Quick Start¶

To run an example fit, get the example datasets by cloning this repo:

git clone https://github.com/hftsoi/symbolfit.git
cd symbolfit

Then within a python session (or simply do python fit_example.py):

from symbolfit.symbolfit import *

dataset = importlib.import_module('examples.datasets.toy_dataset_1.dataset')
pysr_config = importlib.import_module('examples.pysr_configs.pysr_config_gauss').pysr_config

model = SymbolFit(
        x = dataset.x,
        y = dataset.y,
        y_up = dataset.y_up,
        y_down = dataset.y_down,
        pysr_config = pysr_config,
        max_complexity = 60,
        input_rescale = True,
        scale_y_by = 'mean',
        max_stderr = 20,
        fit_y_unc = True,
        random_seed = None,
        loss_weights = None
)

model.fit()

After the fit, save results to csv files:

model.save_to_csv(output_dir = 'output_dir/')

and plot results to pdf files:

model.plot_to_pdf(
        output_dir = 'output_dir/',
        bin_widths_1d = dataset.bin_widths_1d,
        plot_logy = False,
        plot_logx = False,
        sampling_95quantile = False,
        #bin_edges_2d = dataset.bin_edges_2d,
        #plot_logx0 = False,
        #plot_logx1 = False,
        #cbar_min = None,
        #cbar_max = None,
        #cmap = None,
        #contour = None,
        # ^ additional options for 2D plotting
)

Candidate functions with full substitutions can be printed promptly:

model.print_candidate(candidate_number = 20)

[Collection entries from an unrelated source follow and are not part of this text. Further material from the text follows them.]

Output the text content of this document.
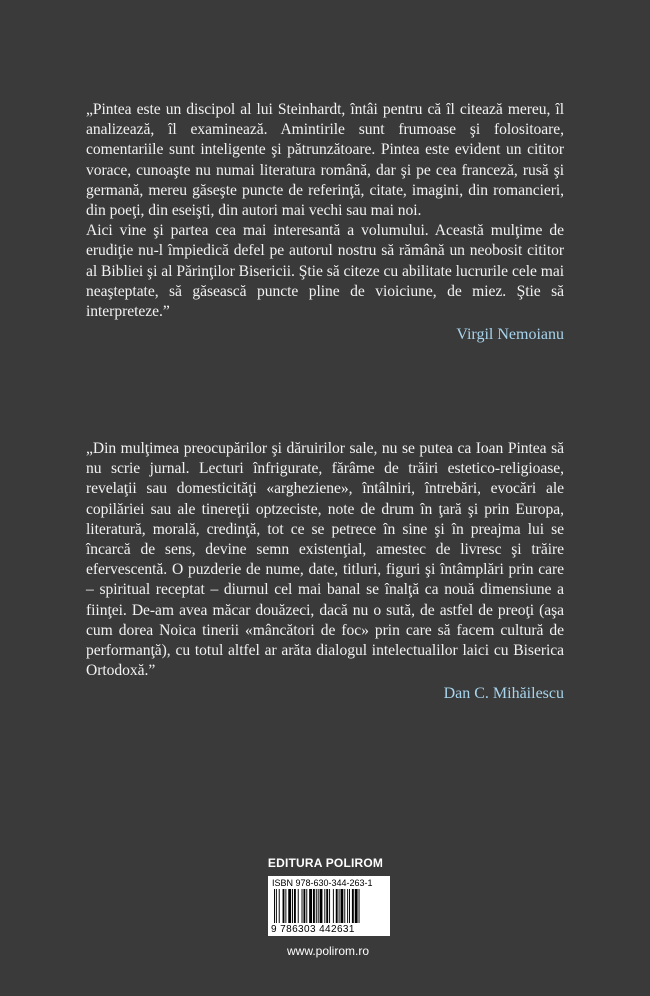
„Pintea este un discipol al lui Steinhardt, întâi pentru că îl citează mereu, îl analizează, îl examinează. Amintirile sunt frumoase şi folositoare, comentariile sunt inteligente şi pătrunzătoare. Pintea este evident un cititor vorace, cunoaşte nu numai literatura română, dar şi pe cea franceză, rusă şi germană, mereu găseşte puncte de referinţă, citate, imagini, din romancieri, din poeţi, din eseişti, din autori mai vechi sau mai noi.

Aici vine şi partea cea mai interesantă a volumului. Această mulţime de erudiţie nu-l împiedică defel pe autorul nostru să rămână un neobosit cititor al Bibliei şi al Părinţilor Bisericii. Ştie să citeze cu abilitate lucrurile cele mai neaşteptate, să găsească puncte pline de vioiciune, de miez. Ştie să interpreteze.”

Virgil Nemoianu

„Din mulţimea preocupărilor şi dăruirilor sale, nu se putea ca Ioan Pintea să nu scrie jurnal. Lecturi înfrigurate, fărâme de trăiri estetico-religioase, revelaţii sau domesticităţi «argheziene», întâlniri, întrebări, evocări ale copilăriei sau ale tinereţii optzeciste, note de drum în ţară şi prin Europa, literatură, morală, credinţă, tot ce se petrece în sine şi în preajma lui se încarcă de sens, devine semn existenţial, amestec de livresc şi trăire efervescentă. O puzderie de nume, date, titluri, figuri şi întâmplări prin care – spiritual receptat – diurnul cel mai banal se înalţă ca nouă dimensiune a fiinţei. De-am avea măcar douăzeci, dacă nu o sută, de astfel de preoţi (aşa cum dorea Noica tinerii «mâncători de foc» prin care să facem cultură de performanţă), cu totul altfel ar arăta dialogul intelectualilor laici cu Biserica Ortodoxă.”

Dan C. Mihăilescu

EDITURA POLIROM
ISBN 978-630-344-263-1
9 786303 442631
www.polirom.ro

Each fit will produce a batch of candidate functions and will automatically save all results to six output files:

candidates.csv: saves all candidate functions and evaluations in a csv table.
candidates_compact.csv: saves a reduced version for essential information without intermediate results.
candidates.pdf: plots all candidate functions (1D/2D only for now) with associated uncertainties one by one for fit quality evaluation.
candidates_sampling.pdf: plots all candidate functions (1D only for now) with total uncertainty coverage generated by sampling parameters.
candidates_gof.pdf: plots the goodness-of-fit scores.
candidates_correlation.pdf: plots the correlation matrices for the parameters of the candidate functions.

Note

The function space is usually huge, even when constrained by the pysr config. This means that if you are not satisfied with the results from a fit, you can simply rerun it with the exact same config and obtain a completely different set of candidate functions-the only difference being the random seed that initiates the seeding functions. Therefore, you can rerun the fit as many times as you want until you are satisfied with the results. If you use model = SymbolFit(..., random_seed = None, ...), nothing needs to be changed-just rerun the fit. If you set a specific random_seed, change its value before rerunning. However, if you are still not satisfied with the results after many trials, it might indicate an issue with the config. Then you might want to try a different config, tune it, and start new runs.

Output files from an example fit can be found and downloaded here for illustration.